A few decades ago in Turkey a site was found 50 times larger than Stonehenge. It’s still 95% buried, but what has been uncovered is a complete knockdown of all previous textbook history. It looks to be nearly 12,000 years old and way more sophisticated than anything that age is supposed to be. Nobody really understands it.

Also recently discovered was the largest yet crater from an apparent asteroid strike under the ice in Greenland. This thing was bigger than the one thought to have killed off the dinosaurs, but appears to have occurred much more recently.

This is just scratching the surface. How many places under the ocean or buried in earth are there? Whale bones have been found in the Sahara. Virtually none of the Sahara has ever been explored or excavated. What else could be there?

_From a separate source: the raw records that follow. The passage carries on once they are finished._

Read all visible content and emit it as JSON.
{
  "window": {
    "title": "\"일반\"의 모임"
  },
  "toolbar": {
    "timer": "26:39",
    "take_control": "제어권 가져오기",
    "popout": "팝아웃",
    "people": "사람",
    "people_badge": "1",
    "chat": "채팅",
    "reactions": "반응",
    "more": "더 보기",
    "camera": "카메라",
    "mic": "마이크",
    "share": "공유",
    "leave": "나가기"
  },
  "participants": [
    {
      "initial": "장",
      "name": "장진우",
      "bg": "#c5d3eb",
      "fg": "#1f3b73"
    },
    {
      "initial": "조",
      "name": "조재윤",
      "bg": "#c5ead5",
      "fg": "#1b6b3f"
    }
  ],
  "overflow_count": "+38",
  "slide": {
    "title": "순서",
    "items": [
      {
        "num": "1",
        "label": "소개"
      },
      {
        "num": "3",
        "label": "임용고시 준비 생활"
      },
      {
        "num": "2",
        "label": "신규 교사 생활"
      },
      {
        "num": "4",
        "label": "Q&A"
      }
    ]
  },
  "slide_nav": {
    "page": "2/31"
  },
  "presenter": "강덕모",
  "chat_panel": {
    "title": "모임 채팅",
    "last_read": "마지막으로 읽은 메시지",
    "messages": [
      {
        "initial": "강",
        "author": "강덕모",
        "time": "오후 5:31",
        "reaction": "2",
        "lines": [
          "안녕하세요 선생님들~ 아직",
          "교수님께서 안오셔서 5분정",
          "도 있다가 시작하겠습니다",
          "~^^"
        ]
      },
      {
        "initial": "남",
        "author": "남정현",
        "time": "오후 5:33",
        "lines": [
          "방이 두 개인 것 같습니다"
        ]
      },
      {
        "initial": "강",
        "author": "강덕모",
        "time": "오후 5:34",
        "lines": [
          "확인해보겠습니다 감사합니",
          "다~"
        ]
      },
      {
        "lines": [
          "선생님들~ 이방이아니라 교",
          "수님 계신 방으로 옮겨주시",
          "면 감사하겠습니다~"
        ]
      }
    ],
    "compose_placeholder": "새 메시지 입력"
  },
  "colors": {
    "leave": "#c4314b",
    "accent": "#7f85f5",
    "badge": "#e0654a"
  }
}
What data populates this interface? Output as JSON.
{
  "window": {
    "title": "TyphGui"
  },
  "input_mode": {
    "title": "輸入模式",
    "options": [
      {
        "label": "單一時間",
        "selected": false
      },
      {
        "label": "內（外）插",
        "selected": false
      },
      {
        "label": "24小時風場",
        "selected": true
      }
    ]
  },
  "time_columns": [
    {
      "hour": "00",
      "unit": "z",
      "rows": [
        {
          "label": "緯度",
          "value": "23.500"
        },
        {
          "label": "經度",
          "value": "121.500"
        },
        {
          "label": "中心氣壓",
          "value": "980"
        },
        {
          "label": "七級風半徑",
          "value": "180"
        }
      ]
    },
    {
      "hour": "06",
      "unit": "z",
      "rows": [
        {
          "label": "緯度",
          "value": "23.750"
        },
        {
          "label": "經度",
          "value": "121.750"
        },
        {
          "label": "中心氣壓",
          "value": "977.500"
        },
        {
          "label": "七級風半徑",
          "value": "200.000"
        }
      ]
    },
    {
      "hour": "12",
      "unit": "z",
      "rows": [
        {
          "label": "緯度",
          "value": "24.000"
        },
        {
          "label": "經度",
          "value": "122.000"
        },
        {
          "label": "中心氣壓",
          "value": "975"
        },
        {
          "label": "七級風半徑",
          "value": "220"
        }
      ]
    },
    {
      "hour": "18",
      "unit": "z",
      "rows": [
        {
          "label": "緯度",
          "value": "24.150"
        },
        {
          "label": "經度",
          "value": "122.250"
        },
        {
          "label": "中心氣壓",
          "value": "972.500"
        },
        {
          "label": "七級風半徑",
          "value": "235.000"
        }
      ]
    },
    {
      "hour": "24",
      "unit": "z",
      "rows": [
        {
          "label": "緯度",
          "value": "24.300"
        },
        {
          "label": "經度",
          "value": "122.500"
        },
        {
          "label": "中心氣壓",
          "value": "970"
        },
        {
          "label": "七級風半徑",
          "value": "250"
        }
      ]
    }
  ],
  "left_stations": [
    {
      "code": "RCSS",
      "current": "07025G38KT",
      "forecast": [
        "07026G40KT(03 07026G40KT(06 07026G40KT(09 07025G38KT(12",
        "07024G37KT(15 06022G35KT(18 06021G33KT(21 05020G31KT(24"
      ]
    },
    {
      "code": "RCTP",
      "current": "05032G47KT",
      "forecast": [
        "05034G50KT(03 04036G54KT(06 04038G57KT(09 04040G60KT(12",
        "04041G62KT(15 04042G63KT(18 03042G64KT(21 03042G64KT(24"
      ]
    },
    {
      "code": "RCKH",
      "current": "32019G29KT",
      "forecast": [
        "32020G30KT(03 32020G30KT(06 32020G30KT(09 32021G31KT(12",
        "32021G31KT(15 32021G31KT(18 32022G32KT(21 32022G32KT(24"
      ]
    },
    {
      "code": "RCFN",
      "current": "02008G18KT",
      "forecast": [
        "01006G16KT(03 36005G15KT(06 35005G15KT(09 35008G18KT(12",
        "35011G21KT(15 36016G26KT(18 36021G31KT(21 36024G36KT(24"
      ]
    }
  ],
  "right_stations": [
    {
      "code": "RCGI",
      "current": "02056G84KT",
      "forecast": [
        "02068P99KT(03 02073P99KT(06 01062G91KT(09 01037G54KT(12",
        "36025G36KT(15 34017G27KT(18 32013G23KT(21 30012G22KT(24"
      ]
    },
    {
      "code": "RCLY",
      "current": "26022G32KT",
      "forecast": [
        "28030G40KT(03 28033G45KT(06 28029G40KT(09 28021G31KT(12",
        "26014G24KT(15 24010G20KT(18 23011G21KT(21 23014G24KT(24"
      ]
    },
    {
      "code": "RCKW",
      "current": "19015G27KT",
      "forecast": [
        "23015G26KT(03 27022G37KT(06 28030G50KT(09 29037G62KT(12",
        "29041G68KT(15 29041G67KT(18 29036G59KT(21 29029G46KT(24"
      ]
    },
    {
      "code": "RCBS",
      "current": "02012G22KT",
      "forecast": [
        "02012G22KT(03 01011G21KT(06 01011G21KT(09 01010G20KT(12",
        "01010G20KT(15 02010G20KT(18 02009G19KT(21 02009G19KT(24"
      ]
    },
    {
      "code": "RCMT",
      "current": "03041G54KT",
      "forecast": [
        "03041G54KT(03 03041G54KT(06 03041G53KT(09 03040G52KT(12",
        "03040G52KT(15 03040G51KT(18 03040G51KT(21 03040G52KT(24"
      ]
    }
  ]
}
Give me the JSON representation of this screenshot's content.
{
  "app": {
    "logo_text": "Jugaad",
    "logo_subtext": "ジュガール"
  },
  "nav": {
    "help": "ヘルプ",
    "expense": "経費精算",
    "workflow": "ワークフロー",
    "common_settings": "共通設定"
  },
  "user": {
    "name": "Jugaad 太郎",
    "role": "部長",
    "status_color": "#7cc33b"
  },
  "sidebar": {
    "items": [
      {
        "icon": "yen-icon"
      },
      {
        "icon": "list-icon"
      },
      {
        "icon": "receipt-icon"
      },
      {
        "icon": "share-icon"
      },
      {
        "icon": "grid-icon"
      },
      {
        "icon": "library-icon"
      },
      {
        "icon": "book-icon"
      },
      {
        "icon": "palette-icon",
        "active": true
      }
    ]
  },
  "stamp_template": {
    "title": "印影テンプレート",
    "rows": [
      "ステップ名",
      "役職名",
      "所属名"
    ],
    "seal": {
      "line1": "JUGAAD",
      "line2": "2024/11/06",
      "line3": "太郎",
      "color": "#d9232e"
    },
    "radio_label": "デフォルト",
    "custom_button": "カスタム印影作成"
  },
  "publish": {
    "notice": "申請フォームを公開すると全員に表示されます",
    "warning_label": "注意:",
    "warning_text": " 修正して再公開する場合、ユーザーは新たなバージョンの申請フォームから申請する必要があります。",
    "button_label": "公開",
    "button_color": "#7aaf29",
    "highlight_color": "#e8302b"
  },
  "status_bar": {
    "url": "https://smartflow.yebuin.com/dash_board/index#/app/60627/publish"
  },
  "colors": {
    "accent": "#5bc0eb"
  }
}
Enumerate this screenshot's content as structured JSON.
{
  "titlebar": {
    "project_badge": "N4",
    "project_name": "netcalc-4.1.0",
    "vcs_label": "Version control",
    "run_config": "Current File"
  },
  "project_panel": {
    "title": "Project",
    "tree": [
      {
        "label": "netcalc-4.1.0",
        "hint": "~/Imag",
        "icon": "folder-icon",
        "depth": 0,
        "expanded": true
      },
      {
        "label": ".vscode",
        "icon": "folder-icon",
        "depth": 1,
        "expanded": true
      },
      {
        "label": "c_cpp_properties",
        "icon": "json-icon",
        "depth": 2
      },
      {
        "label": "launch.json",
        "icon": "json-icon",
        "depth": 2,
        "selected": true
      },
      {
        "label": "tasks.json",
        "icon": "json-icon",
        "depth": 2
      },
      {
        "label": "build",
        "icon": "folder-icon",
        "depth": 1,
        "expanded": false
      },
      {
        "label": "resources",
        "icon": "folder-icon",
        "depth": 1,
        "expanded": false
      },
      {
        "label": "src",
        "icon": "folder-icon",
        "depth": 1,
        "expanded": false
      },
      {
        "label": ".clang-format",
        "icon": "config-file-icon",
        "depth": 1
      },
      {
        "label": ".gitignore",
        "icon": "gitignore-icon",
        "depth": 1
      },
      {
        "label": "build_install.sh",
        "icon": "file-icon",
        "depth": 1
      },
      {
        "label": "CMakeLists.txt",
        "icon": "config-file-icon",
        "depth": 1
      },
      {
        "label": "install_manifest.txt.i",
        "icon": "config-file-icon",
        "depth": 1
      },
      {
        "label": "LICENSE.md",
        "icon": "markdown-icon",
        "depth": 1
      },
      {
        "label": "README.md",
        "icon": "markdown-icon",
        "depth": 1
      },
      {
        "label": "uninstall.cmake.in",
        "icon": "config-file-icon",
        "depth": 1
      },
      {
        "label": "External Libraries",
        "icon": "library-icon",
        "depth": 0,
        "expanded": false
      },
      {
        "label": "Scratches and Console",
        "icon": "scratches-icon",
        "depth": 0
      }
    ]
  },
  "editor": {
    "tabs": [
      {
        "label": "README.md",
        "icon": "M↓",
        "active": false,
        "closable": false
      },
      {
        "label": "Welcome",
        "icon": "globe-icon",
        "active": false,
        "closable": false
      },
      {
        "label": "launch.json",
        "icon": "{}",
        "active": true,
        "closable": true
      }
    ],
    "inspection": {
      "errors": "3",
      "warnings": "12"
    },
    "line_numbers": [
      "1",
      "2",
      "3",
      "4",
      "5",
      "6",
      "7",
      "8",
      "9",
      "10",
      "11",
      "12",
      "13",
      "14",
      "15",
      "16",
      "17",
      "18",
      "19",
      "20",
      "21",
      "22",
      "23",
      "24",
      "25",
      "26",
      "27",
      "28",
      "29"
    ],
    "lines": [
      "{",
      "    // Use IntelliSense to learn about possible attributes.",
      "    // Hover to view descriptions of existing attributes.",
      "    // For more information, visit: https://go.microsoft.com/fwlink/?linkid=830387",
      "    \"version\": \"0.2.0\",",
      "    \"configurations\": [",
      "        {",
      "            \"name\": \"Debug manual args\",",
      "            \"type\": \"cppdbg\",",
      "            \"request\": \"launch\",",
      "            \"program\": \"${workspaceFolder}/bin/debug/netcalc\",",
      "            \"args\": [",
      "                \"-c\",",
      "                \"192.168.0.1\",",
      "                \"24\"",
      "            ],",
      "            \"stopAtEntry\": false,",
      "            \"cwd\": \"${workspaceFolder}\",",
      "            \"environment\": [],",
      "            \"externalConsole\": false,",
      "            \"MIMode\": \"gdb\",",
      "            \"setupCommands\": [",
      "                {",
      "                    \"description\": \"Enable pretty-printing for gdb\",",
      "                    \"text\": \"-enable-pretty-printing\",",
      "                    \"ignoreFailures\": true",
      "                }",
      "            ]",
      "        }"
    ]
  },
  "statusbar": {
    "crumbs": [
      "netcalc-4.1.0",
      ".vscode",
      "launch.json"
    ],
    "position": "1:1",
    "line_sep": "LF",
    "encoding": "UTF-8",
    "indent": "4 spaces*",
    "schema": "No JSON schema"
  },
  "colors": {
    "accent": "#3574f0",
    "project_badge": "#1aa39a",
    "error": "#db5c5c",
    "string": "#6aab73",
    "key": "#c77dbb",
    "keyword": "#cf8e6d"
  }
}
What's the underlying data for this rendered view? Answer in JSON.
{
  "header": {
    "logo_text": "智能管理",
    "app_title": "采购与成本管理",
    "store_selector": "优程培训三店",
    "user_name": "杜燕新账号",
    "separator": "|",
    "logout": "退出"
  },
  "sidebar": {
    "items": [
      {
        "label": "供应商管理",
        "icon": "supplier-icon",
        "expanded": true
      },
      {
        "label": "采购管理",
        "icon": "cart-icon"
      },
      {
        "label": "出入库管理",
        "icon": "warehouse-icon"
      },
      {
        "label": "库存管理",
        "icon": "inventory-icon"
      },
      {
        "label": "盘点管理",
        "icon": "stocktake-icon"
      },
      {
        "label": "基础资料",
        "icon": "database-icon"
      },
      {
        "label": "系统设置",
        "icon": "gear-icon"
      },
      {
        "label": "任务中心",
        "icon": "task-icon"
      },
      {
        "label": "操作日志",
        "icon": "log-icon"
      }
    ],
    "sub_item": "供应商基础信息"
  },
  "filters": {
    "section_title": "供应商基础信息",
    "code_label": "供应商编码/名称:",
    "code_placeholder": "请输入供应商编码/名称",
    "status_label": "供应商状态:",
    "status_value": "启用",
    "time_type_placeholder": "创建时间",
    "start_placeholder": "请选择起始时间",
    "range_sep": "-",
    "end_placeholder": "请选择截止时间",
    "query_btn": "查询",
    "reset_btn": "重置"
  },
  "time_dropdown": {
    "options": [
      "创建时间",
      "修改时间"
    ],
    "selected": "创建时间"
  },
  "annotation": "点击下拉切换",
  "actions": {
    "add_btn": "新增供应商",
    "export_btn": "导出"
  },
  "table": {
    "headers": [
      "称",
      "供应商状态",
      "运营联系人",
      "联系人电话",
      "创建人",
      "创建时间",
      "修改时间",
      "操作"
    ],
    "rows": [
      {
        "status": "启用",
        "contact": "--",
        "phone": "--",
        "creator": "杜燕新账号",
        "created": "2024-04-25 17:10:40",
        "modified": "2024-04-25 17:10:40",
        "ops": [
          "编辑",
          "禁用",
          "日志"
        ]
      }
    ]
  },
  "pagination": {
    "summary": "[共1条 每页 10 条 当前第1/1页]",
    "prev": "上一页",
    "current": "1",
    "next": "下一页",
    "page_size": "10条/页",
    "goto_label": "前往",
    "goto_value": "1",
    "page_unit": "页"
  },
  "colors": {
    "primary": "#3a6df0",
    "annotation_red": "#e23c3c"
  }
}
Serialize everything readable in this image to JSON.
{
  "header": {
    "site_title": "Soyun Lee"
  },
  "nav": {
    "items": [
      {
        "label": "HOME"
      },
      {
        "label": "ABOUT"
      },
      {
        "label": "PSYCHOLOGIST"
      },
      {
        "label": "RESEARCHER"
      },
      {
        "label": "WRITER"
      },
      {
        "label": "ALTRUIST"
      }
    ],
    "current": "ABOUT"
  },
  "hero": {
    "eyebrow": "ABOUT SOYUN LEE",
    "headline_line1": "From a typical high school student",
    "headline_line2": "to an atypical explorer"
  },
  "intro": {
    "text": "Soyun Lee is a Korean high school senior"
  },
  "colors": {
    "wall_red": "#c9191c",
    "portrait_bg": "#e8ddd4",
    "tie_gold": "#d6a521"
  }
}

We know so little about our own history, let alone the history of plants, animals, and the climate of this planet. Accepted history covers a laughable sliver and does a laughable job even of that. I’ll never forget when I worked in the Michigan state capitol and would see various events and protests. The next day I’d read coverage in the newspaper. More often than not, the coverage described (and sometimes even depicted with fudged photos) events that were nothing at all like what I witnessed firsthand. That was one day later, from a source of the same language with a shared culture in an age of internet access. And still, what was printed was accepted by the majority of Michiganders yet it was woefully inaccurate.

Remove any ability for counter-narratives. Throw in different, even dead languages. Throw in radically different cultural contexts and ways of describing things. Oh, and add not a few days or weeks or even years, but centuries or millennia.

The idea that history paints an accurate picture or that archaeology can map out the details of the past is beyond ludicrous.

Of course we must try! But we should be humble enough to see these as best guesses given current information, never as “consensus” (a word that does not belong in a serious and ongoing intellectual discipline, but to religions and dead lines of thought).

A curious mind should rejoice at all this mystery. Somehow the most credentialed are almost without exception threatened by it. They gave up the journey of discovery when they got on the road to status and tenure.

Stay curious and hungry. We don’t know anything yet! Perhaps someday I’ll go full Indiana Jones and explore some of this stuff.